Widening trade deficits, global volatility, and aggressive hikes by the US Federal Reserve will put depreciatory pressure on Southeast Asian currencies in 2022
All currencies in Southeast Asia will depreciate in 2022, but to varying degrees. As a result, firms should expect higher import costs through H2 2022. Higher import costs will exacerbate existing cost pressures, driven by surging commodity and shipping costs. Firms should expect a high-cost environment through the rest of 2022. They should find ways to cut costs where possible, for example, by reducing supply chain inefficiencies and reducing channel costs.
Overview
Rising depreciatory pressures in 2022 will be driven by three key factors:
Surging commodity prices – Rising commodity prices are causing trade deficits across Southeast Asia to widen, as most of these countries are net commodity importers (except Indonesia).
Global volatility – Global volatility has triggered a rush of foreign portfolio investment toward safe-haven currencies, leading to massive outflows from the emerging markets of Southeast Asia.
Monetary policy differences – The US Federal Reserve is expected to aggressively hike interest rates by a cumulative 225 basis points through 2022 compared to an average of 80 basis points by central banks in Southeast Asia. This difference in monetary policy stances will intensify the depreciation of Southeast Asian currencies in 2022.
Our View
We expect the most severe currency depreciation in Thailand, Malaysia, and the Philippines, followed by Indonesia and Vietnam, which will see moderate depreciation in 2022.
Indonesia: Indonesia’s position as a large net commodity exporter, particularly for coal and palm oil, will support the value of the Indonesian rupiah (IDR) through 2022. As a result, the IDR will not depreciate as much as other Southeast Asian currencies.

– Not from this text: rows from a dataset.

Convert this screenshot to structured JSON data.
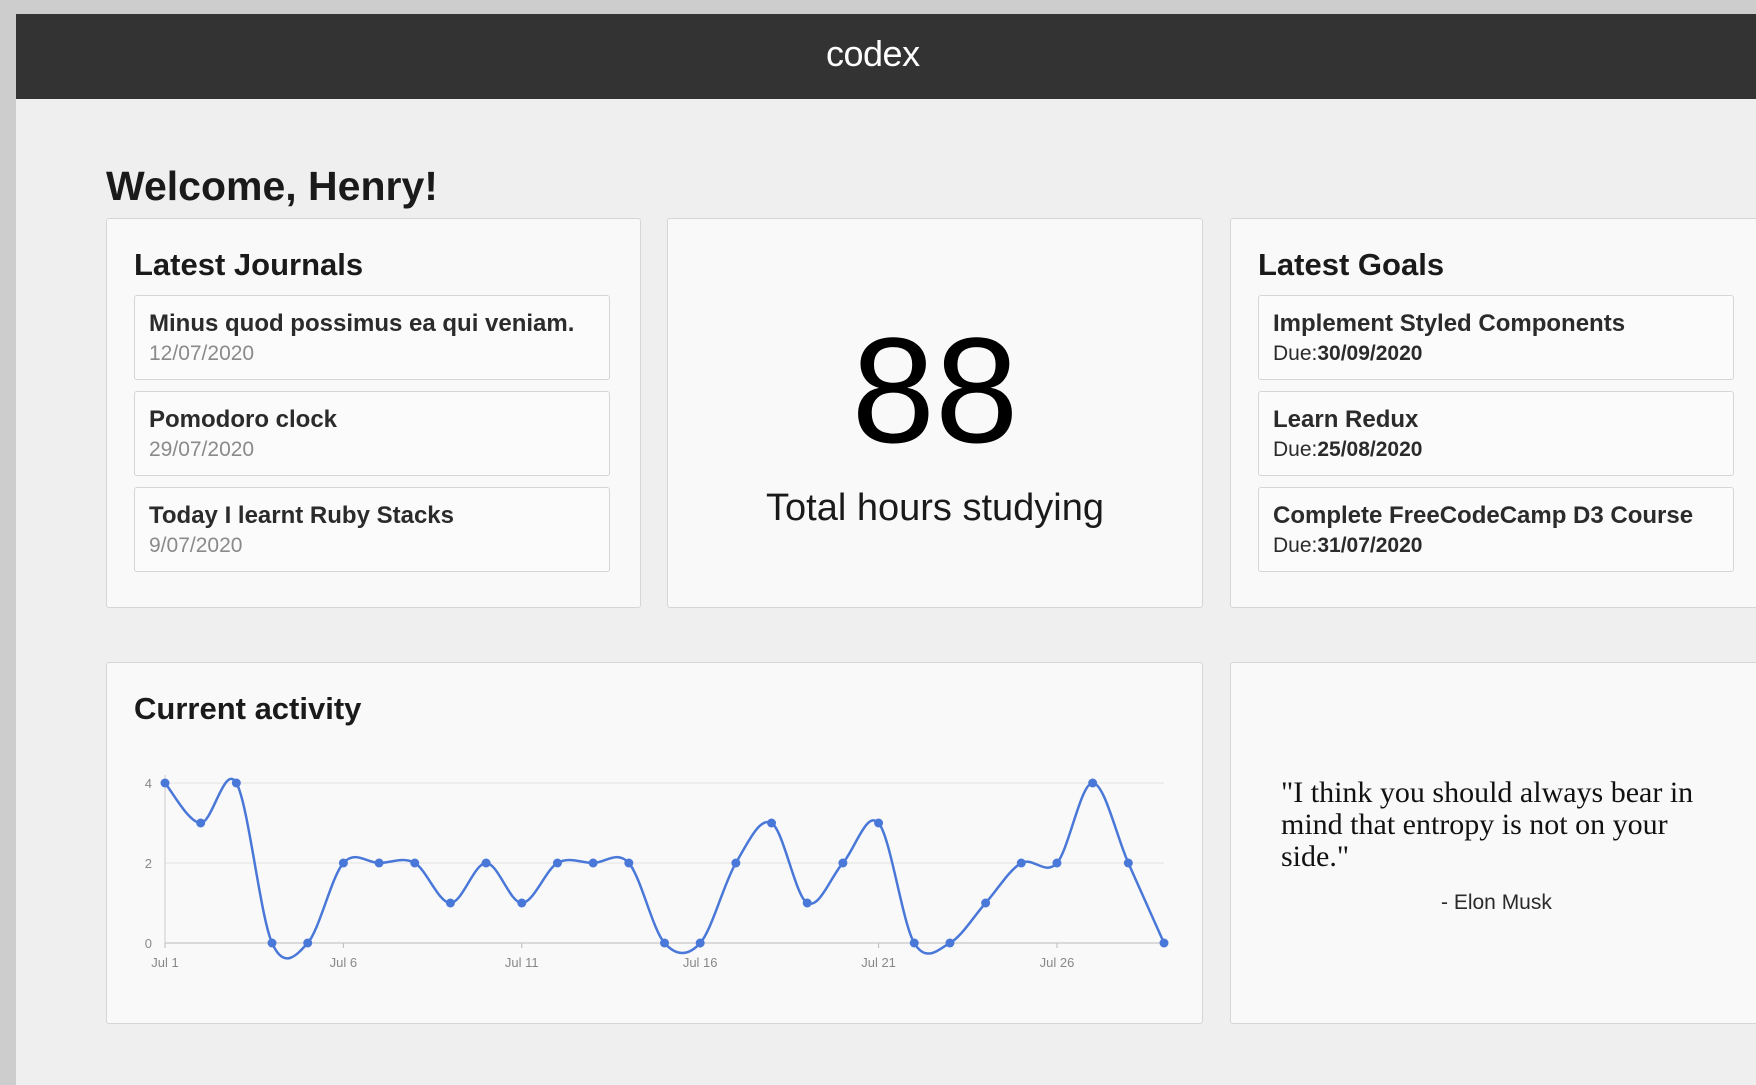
{
  "header": {
    "brand": "codex"
  },
  "welcome": "Welcome, Henry!",
  "journals": {
    "title": "Latest Journals",
    "items": [
      {
        "title": "Minus quod possimus ea qui veniam.",
        "date": "12/07/2020"
      },
      {
        "title": "Pomodoro clock",
        "date": "29/07/2020"
      },
      {
        "title": "Today I learnt Ruby Stacks",
        "date": "9/07/2020"
      }
    ]
  },
  "stats": {
    "value": "88",
    "label": "Total hours studying"
  },
  "goals": {
    "title": "Latest Goals",
    "due_label": "Due:",
    "items": [
      {
        "title": "Implement Styled Components",
        "due": "30/09/2020"
      },
      {
        "title": "Learn Redux",
        "due": "25/08/2020"
      },
      {
        "title": "Complete FreeCodeCamp D3 Course",
        "due": "31/07/2020"
      }
    ]
  },
  "activity": {
    "title": "Current activity"
  },
  "quote": {
    "text": "\"I think you should always bear in mind that entropy is not on your side.\"",
    "author": "- Elon Musk"
  },
  "colors": {
    "topbar": "#333333",
    "line": "#4a78d8",
    "background": "#efefef",
    "card": "#f9f9f9"
  },
  "chart_data": {
    "type": "line",
    "x": [
      1,
      2,
      3,
      4,
      5,
      6,
      7,
      8,
      9,
      10,
      11,
      12,
      13,
      14,
      15,
      16,
      17,
      18,
      19,
      20,
      21,
      22,
      23,
      24,
      25,
      26,
      27,
      28,
      29
    ],
    "x_tick_labels": [
      "Jul 1",
      "Jul 6",
      "Jul 11",
      "Jul 16",
      "Jul 21",
      "Jul 26"
    ],
    "x_tick_values": [
      1,
      6,
      11,
      16,
      21,
      26
    ],
    "series": [
      {
        "values": [
          4,
          3,
          4,
          0,
          0,
          2,
          2,
          2,
          1,
          2,
          1,
          2,
          2,
          2,
          0,
          0,
          2,
          3,
          1,
          2,
          3,
          0,
          0,
          1,
          2,
          2,
          4,
          2,
          0
        ]
      }
    ],
    "y_ticks": [
      0,
      2,
      4
    ],
    "xlim": [
      1,
      29
    ],
    "ylim": [
      0,
      4
    ],
    "grid": true
  }
}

Malaysia: The ringgit will experience a large depreciation in 2022 as the effect of outsized rate hikes by the US Federal Reserve will outweigh the positive impact of higher palm oil exports by Malaysia.

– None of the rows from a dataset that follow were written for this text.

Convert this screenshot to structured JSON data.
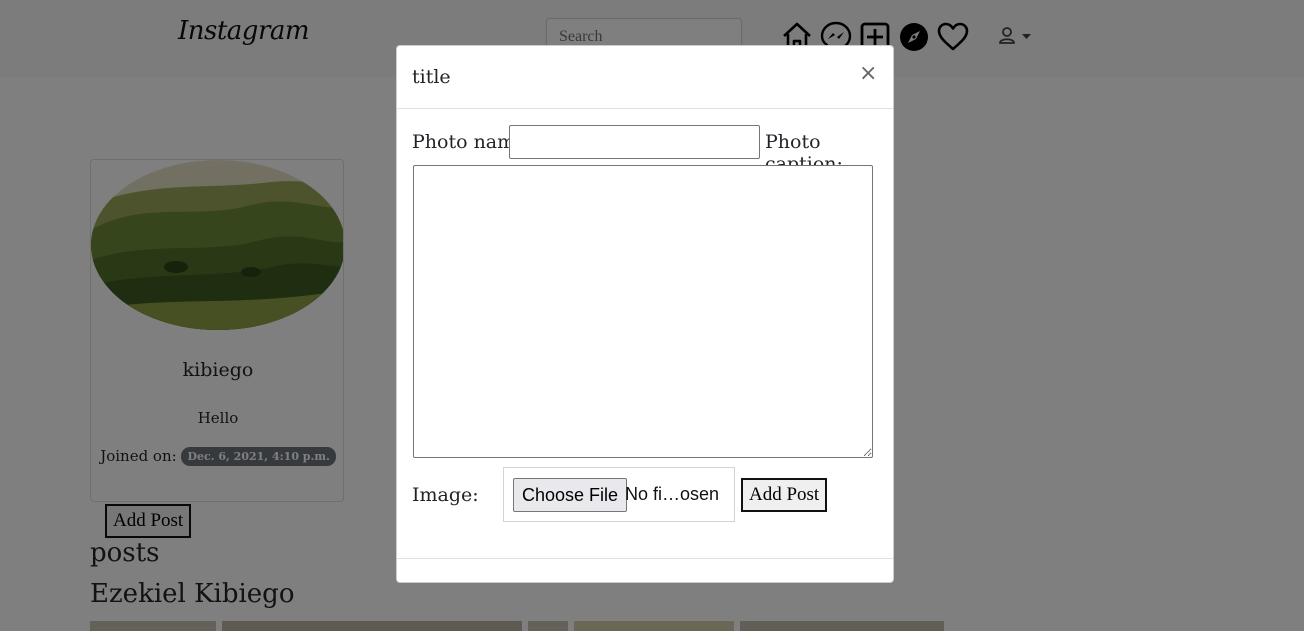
{
  "navbar": {
    "brand": "Instagram",
    "search_placeholder": "Search",
    "icons": [
      "home-icon",
      "messenger-icon",
      "new-post-icon",
      "explore-icon",
      "heart-icon",
      "user-icon"
    ]
  },
  "profile": {
    "username": "kibiego",
    "bio": "Hello",
    "joined_label": "Joined on:",
    "joined_date": "Dec. 6, 2021, 4:10 p.m.",
    "add_post_label": "Add Post"
  },
  "posts_heading": "posts",
  "author_heading": "Ezekiel Kibiego",
  "modal": {
    "title": "title",
    "close_label": "×",
    "photo_name_label": "Photo name:",
    "photo_name_value": "",
    "photo_caption_label": "Photo caption:",
    "caption_value": "",
    "image_label": "Image:",
    "choose_file_label": "Choose File",
    "file_status": "No fi…osen",
    "submit_label": "Add Post"
  },
  "colors": {
    "badge": "#6c757d",
    "navbar_bg": "#f8f9fa",
    "backdrop": "rgba(0,0,0,0.5)"
  }
}
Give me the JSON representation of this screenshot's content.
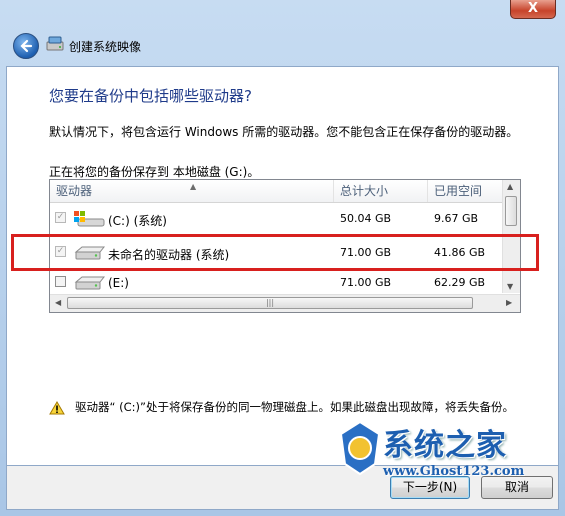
{
  "window": {
    "close_label": "X",
    "title": "创建系统映像"
  },
  "page": {
    "heading": "您要在备份中包括哪些驱动器?",
    "description": "默认情况下，将包含运行 Windows 所需的驱动器。您不能包含正在保存备份的驱动器。",
    "save_location": "正在将您的备份保存到 本地磁盘 (G:)。"
  },
  "table": {
    "columns": [
      "驱动器",
      "总计大小",
      "已用空间"
    ],
    "rows": [
      {
        "checked": true,
        "disabled": true,
        "name": "(C:) (系统)",
        "total": "50.04 GB",
        "used": "9.67 GB",
        "icon": "windows-drive-icon"
      },
      {
        "checked": true,
        "disabled": true,
        "name": "未命名的驱动器 (系统)",
        "total": "71.00 GB",
        "used": "41.86 GB",
        "icon": "hard-drive-icon"
      },
      {
        "checked": false,
        "disabled": false,
        "name": "(E:)",
        "total": "71.00 GB",
        "used": "62.29 GB",
        "icon": "hard-drive-icon"
      }
    ]
  },
  "warning": {
    "text": "驱动器“ (C:)”处于将保存备份的同一物理磁盘上。如果此磁盘出现故障，将丢失备份。"
  },
  "buttons": {
    "next": "下一步(N)",
    "cancel": "取消"
  },
  "watermark": {
    "title": "系统之家",
    "url": "www.Ghost123.com"
  },
  "colors": {
    "heading": "#1f3b8a",
    "highlight": "#d8201e",
    "watermark": "#1d5fb0"
  }
}
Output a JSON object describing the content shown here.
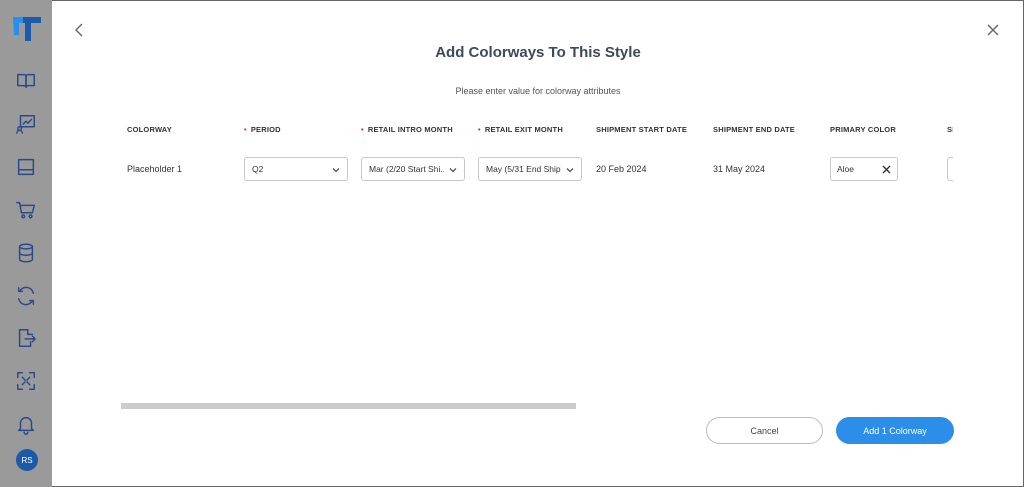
{
  "sidebar": {
    "logo_icon": "tt-logo-icon",
    "items": [
      {
        "icon": "book-icon"
      },
      {
        "icon": "presentation-icon"
      },
      {
        "icon": "inbox-icon"
      },
      {
        "icon": "cart-icon"
      },
      {
        "icon": "database-icon"
      },
      {
        "icon": "refresh-icon"
      },
      {
        "icon": "export-icon"
      },
      {
        "icon": "scan-icon"
      },
      {
        "icon": "bell-icon"
      }
    ],
    "avatar_initials": "RS"
  },
  "modal": {
    "title": "Add Colorways To This Style",
    "subtitle": "Please enter value for colorway attributes",
    "columns": [
      {
        "label": "COLORWAY",
        "required": false
      },
      {
        "label": "PERIOD",
        "required": true
      },
      {
        "label": "RETAIL INTRO MONTH",
        "required": true
      },
      {
        "label": "RETAIL EXIT MONTH",
        "required": true
      },
      {
        "label": "SHIPMENT START DATE",
        "required": false
      },
      {
        "label": "SHIPMENT END DATE",
        "required": false
      },
      {
        "label": "PRIMARY COLOR",
        "required": false
      },
      {
        "label": "SI",
        "required": false
      }
    ],
    "row": {
      "colorway": "Placeholder 1",
      "period": "Q2",
      "retail_intro_month": "Mar (2/20 Start Shi...",
      "retail_exit_month": "May (5/31 End Ship)",
      "shipment_start_date": "20 Feb 2024",
      "shipment_end_date": "31 May 2024",
      "primary_color": "Aloe"
    },
    "cancel_label": "Cancel",
    "add_label": "Add 1 Colorway"
  },
  "colors": {
    "accent": "#2b8fea",
    "sidebar_bg": "#9a9a9a",
    "icon": "#2a4a8a"
  }
}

Philippines: Surging oil prices will bloat the country’s trade deficit as the Philippines is a net energy importer, leading to a significant depreciation of the peso.
Thailand: The Thai baht will face depreciatory pressures from rising import prices and much slower rate hikes than the Fed, which will offset currency gains from higher tourism dollars.
Vietnam: The Vietnamese dong will likely only see moderate depreciation due to active management by the central bank to ensure the exchange rate remains within set limits.